Understanding caregiver burden in cancer

In the U.S., an estimated 4 million people spend an average of 8 hours per day taking care of cancer patients. These devoted people aren’t medical professionals and they aren’t reimbursed for their time or efforts. These are informal caregivers, usually family members, who have put their lives on hold to care for a sick relative in their time of need. 

“It affects a tremendous number of people — and that’s just cancer” says Robin Matsuyama, Ph.D., an associate professor in the Department of Health Behavior and Policy, VCU School of Medicine. “The percentage of people that are taking care of family members for different debilitating diseases is huge.”

Matsuyama is the co-principal investigator on a study, titled “Informal Caregiver Burden in Advanced Cancer: Economic and Health Outcomes,” which will gather data about the impact on caregivers. Matsuyama says the study is the first of its kind. 

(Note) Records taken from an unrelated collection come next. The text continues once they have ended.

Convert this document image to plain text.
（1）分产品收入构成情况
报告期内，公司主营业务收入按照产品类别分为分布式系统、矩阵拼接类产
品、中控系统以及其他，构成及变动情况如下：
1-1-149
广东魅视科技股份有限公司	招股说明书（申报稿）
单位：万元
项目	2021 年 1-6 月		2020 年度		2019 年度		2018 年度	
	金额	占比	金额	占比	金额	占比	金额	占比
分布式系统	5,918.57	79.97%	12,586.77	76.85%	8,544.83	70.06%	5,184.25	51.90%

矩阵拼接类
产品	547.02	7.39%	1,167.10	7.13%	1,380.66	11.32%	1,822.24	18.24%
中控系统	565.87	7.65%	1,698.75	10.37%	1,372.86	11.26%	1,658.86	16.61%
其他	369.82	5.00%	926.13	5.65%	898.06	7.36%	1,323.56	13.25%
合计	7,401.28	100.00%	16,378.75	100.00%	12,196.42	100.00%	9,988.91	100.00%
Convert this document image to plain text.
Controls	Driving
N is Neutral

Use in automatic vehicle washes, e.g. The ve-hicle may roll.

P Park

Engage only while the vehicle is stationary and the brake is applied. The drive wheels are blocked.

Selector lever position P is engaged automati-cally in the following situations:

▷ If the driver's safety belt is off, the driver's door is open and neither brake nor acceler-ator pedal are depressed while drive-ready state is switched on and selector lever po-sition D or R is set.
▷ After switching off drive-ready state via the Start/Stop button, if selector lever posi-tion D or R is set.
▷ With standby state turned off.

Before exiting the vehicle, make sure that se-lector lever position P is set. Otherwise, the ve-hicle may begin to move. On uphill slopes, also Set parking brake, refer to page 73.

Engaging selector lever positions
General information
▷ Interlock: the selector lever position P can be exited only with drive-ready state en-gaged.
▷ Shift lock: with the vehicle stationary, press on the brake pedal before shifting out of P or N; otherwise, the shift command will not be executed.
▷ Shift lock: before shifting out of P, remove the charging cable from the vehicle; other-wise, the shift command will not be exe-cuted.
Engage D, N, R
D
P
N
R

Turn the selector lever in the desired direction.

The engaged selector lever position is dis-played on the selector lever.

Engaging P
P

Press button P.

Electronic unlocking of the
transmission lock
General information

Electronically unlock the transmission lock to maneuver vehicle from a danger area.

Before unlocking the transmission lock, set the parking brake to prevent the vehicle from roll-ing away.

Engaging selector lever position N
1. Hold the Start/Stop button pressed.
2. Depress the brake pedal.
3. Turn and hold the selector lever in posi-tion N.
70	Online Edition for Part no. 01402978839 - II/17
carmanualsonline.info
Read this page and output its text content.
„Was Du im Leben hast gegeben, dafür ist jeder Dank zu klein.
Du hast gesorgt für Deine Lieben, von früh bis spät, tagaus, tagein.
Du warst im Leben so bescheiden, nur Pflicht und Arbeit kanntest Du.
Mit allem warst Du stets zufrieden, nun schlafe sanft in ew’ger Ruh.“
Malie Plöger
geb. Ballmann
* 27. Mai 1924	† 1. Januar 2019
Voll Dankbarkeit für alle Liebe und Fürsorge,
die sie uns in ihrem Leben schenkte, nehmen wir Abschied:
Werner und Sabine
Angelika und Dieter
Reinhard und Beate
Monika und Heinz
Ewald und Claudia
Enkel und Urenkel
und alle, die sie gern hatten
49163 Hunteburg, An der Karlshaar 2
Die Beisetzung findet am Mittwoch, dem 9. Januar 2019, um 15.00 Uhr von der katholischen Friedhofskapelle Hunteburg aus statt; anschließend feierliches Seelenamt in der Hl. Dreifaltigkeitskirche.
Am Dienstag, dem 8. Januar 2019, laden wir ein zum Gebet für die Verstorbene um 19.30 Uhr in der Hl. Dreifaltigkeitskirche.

“There is some data about the impact on caregivers, but the primary research is in Alzheimer’s and dementia and what effect there is emotionally,” she says. “This is the first longitudinal study of caregiving in cancer and will delve a little deeper into what exactly the tasks and financial data are, and what the effects on employment are.”

The multisite study will follow 320 caregivers. One set of 160 will be caregivers to cancer patients at the VCU Massey Cancer Center. The second set of 160 will be caregivers to cancer patients at Temple University Fox Chase Cancer Center, which will be overseen by Matsuyama’s co-principal investigator, Laura A. Siminoff, Ph.D., dean of the College of Public Health and professor in the Department of Social and Behavioral Science at Temple University.

The study will follow caregivers for six months, during which researchers will visit them once every two weeks to conduct an interview. Researchers will also do direct observation once every month, shadowing a caregiver for several hours.

“We want to find out, what are they actually doing, what is expected of them, what are they tasked with, how prepared are they, how hard is it?” says Matsuyama. “What’s rewarding? What’s difficult? We also want to look at their physical health, psychological health, finances, employment situation, and how those things change over time. And over six months of caregiving, what are the other burdens of caregiving? For example, do they postpone going to the doctor themselves?”

Matsuyama believes the study is timely because cost-saving measures are transferring an ever-rising percentage of the care burden to family members.

“In caregiving, more and more things that used to be done by nurse’s aides or nurses are now being offloaded to family,” she says. “I think it saves the system money. But what effect does that have on the family?” 

The study is funded by a $4.77 million grant from the National Institutes of Health National Cancer Institute. It started in August 2015 and will run through July 2020. Matsuyama has already observed participants enjoying being in the study. 

“It can be very isolating for caregivers,” she says. “But because we want to know what they’re doing, this is an opportunity to share what they’re going through.” She is optimistic that once the study is complete, her work will help ease the burden of caregivers. “What I would hope is that we identify ways we can intervene, provide additional support or make changes to health care policy,” she says.